第16話 夜の茶会

 ジョエルを狙うグラチェル・ログナスの陰謀を打ち砕く。

 そのために数少ない協力者たちを募り、情報収集を始めていくらしい。


 現当主であるダウェン・ログナスはかなり弱っており、あと一ヵ月ともたないだろうと宣告されていた。そのわずかな期間でグラチェル・ログナスの闇を暴き、ジョエルが正当な後継者であると証明しなくてはならない。

 ――ただ、これはかなり難しいクエストだ。

 何せ、相手のグラチェル・ログナスはかなりの切れ者であり、おまけに強大な権力を有している。ジョエルも同じログナス家の人間だが、資金やら人脈やらはすべてグラチェルに掌握されていた。


 時間もないし練られる策も厳しい制限つき。

 状況としてはこれ以上ないほど絶望的だった。


 それでも、父の名誉とログナスの名を守るため、わざわざかつての相棒である俺を捜しだして協力を求めてきた。再会を果たせたらジョエルのために生きると決めていた俺にとって、頼られるという今の状況は喜ばしいのだが……あまりにも厳しい現実を前に、頭を抱えていたのだった。

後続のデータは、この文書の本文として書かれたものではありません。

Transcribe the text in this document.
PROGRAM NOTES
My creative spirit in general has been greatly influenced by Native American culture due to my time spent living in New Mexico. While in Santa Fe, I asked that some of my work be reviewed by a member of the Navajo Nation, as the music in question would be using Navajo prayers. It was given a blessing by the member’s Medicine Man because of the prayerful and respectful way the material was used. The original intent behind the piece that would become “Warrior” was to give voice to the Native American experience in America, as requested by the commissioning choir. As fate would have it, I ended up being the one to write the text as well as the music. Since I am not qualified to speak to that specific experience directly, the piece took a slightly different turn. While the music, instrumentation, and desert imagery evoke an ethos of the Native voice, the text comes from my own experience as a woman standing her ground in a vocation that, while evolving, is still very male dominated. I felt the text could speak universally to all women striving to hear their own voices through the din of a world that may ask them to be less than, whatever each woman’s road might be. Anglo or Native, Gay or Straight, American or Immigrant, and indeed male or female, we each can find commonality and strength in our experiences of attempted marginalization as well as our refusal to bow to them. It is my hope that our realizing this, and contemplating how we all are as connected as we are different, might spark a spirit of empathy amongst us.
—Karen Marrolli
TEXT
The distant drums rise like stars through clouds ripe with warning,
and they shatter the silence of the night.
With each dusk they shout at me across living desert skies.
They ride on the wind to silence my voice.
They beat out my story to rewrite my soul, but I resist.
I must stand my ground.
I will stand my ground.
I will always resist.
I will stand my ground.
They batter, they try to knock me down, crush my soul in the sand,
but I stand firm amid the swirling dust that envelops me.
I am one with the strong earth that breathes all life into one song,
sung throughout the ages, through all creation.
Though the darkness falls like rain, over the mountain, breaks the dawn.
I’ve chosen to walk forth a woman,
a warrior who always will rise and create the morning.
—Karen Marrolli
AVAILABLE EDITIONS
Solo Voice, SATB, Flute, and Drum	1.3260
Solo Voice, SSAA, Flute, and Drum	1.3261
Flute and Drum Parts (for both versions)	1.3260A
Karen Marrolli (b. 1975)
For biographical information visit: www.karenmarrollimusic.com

 ログナス家の護衛騎士に加わったその日は屋敷で夜を明かすことになった。 

 真面目な話が終わると、ジョエルは俺に再開するまでどこで何をやっていたのかをずっと尋ねてきたので、俺はイスナーの淹れてくれたお茶を飲みながらここまでの冒険譚を聞かせた。


 ともにいろんなダンジョンを渡り歩いた頃を思い出したのだろうか、ジョエルはモンスターとの戦闘や報酬をゲットした話に夢中となっていた。


「本当にいろんな場所へ行っていたんだね」

「おまえを捜すためにな。苦労も多かったけど、こうして再会できてよかったよ。まさか貴族になっているとは夢にも思わなかったが」

 

 何気ない世間話。

 けど、俺はこんな時間がまた訪れることをずっと願っていたのだ。

 それが叶って満足といえばそうなんだが……やはり、問題はジョエルのこれからだろう。

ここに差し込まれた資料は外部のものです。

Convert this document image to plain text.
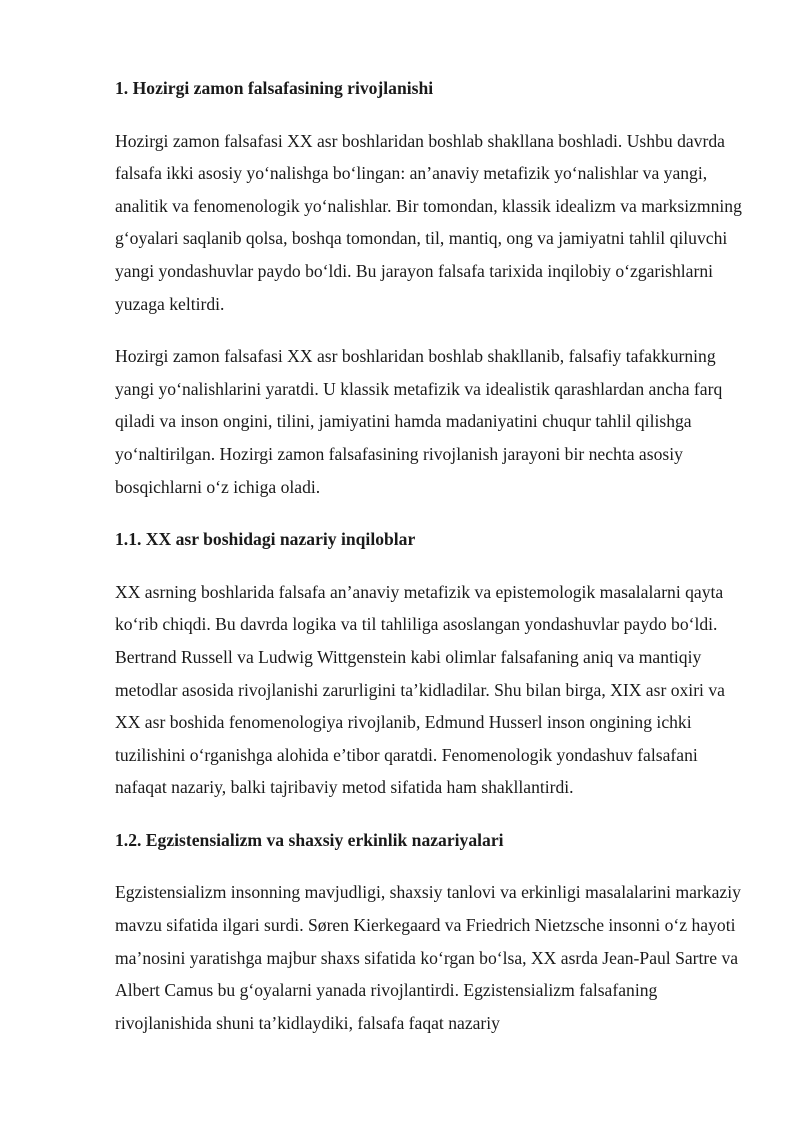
1. Hozirgi zamon falsafasining rivojlanishi

Hozirgi zamon falsafasi XX asr boshlaridan boshlab shakllana boshladi. Ushbu davrda falsafa ikki asosiy yo‘nalishga bo‘lingan: an’anaviy metafizik yo‘nalishlar va yangi, analitik va fenomenologik yo‘nalishlar. Bir tomondan, klassik idealizm va marksizmning g‘oyalari saqlanib qolsa, boshqa tomondan, til, mantiq, ong va jamiyatni tahlil qiluvchi yangi yondashuvlar paydo bo‘ldi. Bu jarayon falsafa tarixida inqilobiy o‘zgarishlarni yuzaga keltirdi.

Hozirgi zamon falsafasi XX asr boshlaridan boshlab shakllanib, falsafiy tafakkurning yangi yo‘nalishlarini yaratdi. U klassik metafizik va idealistik qarashlardan ancha farq qiladi va inson ongini, tilini, jamiyatini hamda madaniyatini chuqur tahlil qilishga yo‘naltirilgan. Hozirgi zamon falsafasining rivojlanish jarayoni bir nechta asosiy bosqichlarni o‘z ichiga oladi.

1.1. XX asr boshidagi nazariy inqiloblar

XX asrning boshlarida falsafa an’anaviy metafizik va epistemologik masalalarni qayta ko‘rib chiqdi. Bu davrda logika va til tahliliga asoslangan yondashuvlar paydo bo‘ldi. Bertrand Russell va Ludwig Wittgenstein kabi olimlar falsafaning aniq va mantiqiy metodlar asosida rivojlanishi zarurligini ta’kidladilar. Shu bilan birga, XIX asr oxiri va XX asr boshida fenomenologiya rivojlanib, Edmund Husserl inson ongining ichki tuzilishini o‘rganishga alohida e’tibor qaratdi. Fenomenologik yondashuv falsafani nafaqat nazariy, balki tajribaviy metod sifatida ham shakllantirdi.

1.2. Egzistensializm va shaxsiy erkinlik nazariyalari

Egzistensializm insonning mavjudligi, shaxsiy tanlovi va erkinligi masalalarini markaziy mavzu sifatida ilgari surdi. Søren Kierkegaard va Friedrich Nietzsche insonni o‘z hayoti ma’nosini yaratishga majbur shaxs sifatida ko‘rgan bo‘lsa, XX asrda Jean-Paul Sartre va Albert Camus bu g‘oyalarni yanada rivojlantirdi. Egzistensializm falsafaning rivojlanishida shuni ta’kidlaydiki, falsafa faqat nazariy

 イスナーやブロードは現当主のダウェン・ログナスに恩義があるらしく、最初は彼の依頼でジョエルの護衛騎士となった。しかし、ジョエルのひたむきさや貧民街で苦しむ人々を救いたいという思いに共感し、いつしか本気で仕えるようになったという。


 ――そう。

 彼らが共感した「貧民街の人々を救いたい」というジョエルの気持ちがグラチェルの反感を買っているらしい。

 ジョエルとしては新しい政策に盛り込みたいようだが、グラチェル以外にも反対の声があがりそうだな。私腹を肥やすことだけに熱心な貴族も多いようだし。

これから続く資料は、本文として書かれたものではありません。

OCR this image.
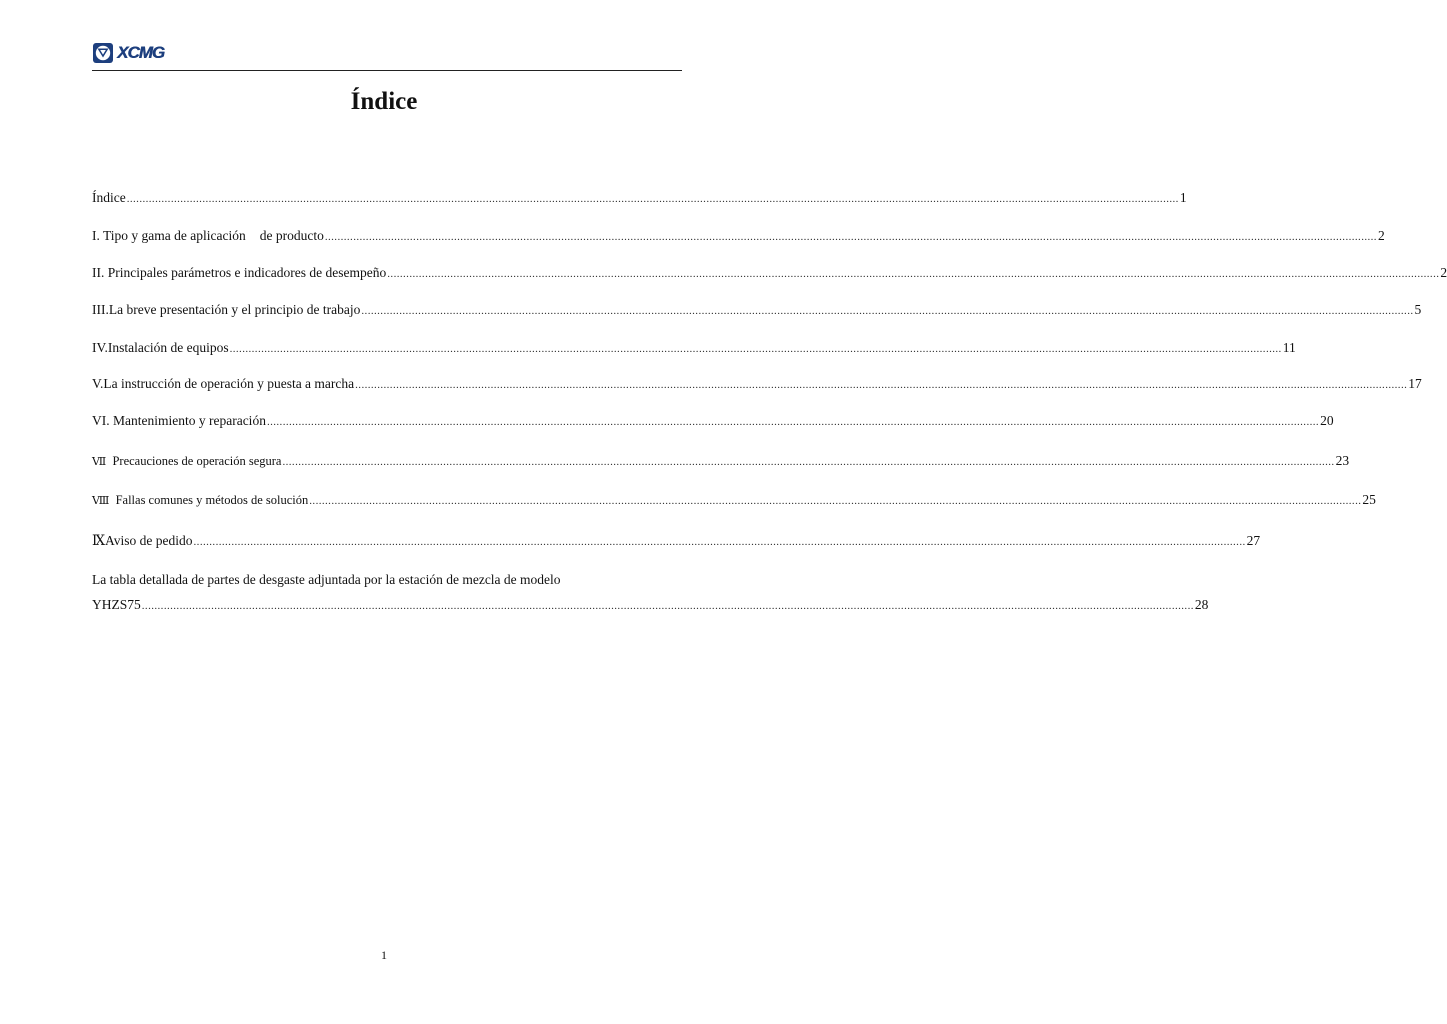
XCMG
Índice
Índice .............................................................................................................................................................................................................................................................................................................................................. 1
I. Tipo y gama de aplicación de producto .............................................................................................................................................................................................................................................................................................................................................. 2
II. Principales parámetros e indicadores de desempeño .............................................................................................................................................................................................................................................................................................................................................. 2
III.La breve presentación y el principio de trabajo .............................................................................................................................................................................................................................................................................................................................................. 5
IV.Instalación de equipos .............................................................................................................................................................................................................................................................................................................................................. 11
V.La instrucción de operación y puesta a marcha .............................................................................................................................................................................................................................................................................................................................................. 17
VI. Mantenimiento y reparación .............................................................................................................................................................................................................................................................................................................................................. 20
Ⅶ Precauciones de operación segura .............................................................................................................................................................................................................................................................................................................................................. 23
Ⅷ Fallas comunes y métodos de solución .............................................................................................................................................................................................................................................................................................................................................. 25
ⅨAviso de pedido .............................................................................................................................................................................................................................................................................................................................................. 27
La tabla detallada de partes de desgaste adjuntada por la estación de mezcla de modelo
YHZS75 .............................................................................................................................................................................................................................................................................................................................................. 28
1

 そういった政策はジョエルの体験に基づいて提案されたものらしいが、これを実現するのは困難だろう。

 ただ、ジョエルもイスナーもブロードもあきらめてはいなかった。

 貴族を敵に回したくないからという理由で協力者は極めて少ない状況ではあるが、なんとか突破口を見つけだし、成功させたいな。


 とりあえず、俺は明日からの学園生活についていろいろと考えなくちゃいけないな。